Seven in ten companies in Malta believe it will take them a year or more to recover from the economic fallout of the pandemic. The survey was conducted by the Malta Employers Association and analysed responses by 200 members. Models suggest that Malta could reach herd immunity by October if vaccination continues at the current rate of around 2,000 every day. For the country to reach the 70 percent immunisation target by the end of summer, vaccination would need to ramp up to more than 2,500 jabs daily. The government announced new restrictions on restaurants and nonessential shops to curb the spread of Covid-19. Schools will be closed until The second week of April and gatherings in public are limited to four persons. The compilation of evidence against brothers Robert and Adrian Agius and their collaborator Jamie Vella started with the testimony of self-confessed hitman Vincent Muscat. The three men are linked to the murders of Carmel Chircop in 2015 and Daphne Caruana Galizia in 2017.

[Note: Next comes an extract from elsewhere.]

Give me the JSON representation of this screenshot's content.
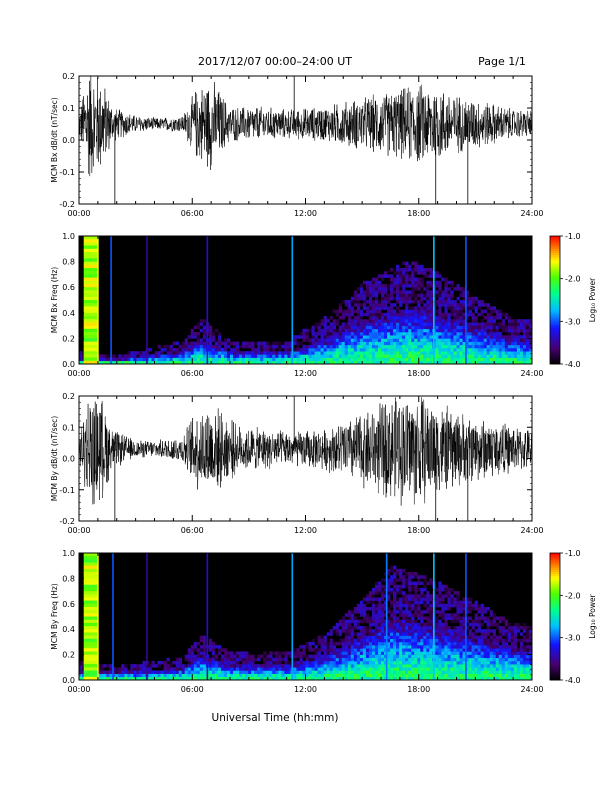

Malta registered 510 new Covid-19 infections on March 10, the highest number in a single day since the start of the pandemic. Authorities said that the virus variant first discovered in the UK is now responsible for 60 percent of all local cases. Survey findings by Malta Today show that eight people in every ten in Malta identify the coronavirus pandemic as their major worry, almost double the rate in December. Corruption was the second most mentioned concern by respondents. The government has informed the European Commission that it will open the trapping season for seven protected songbirds this spring. A spokesperson explained the decision as part of a scientific study on migratory patterns.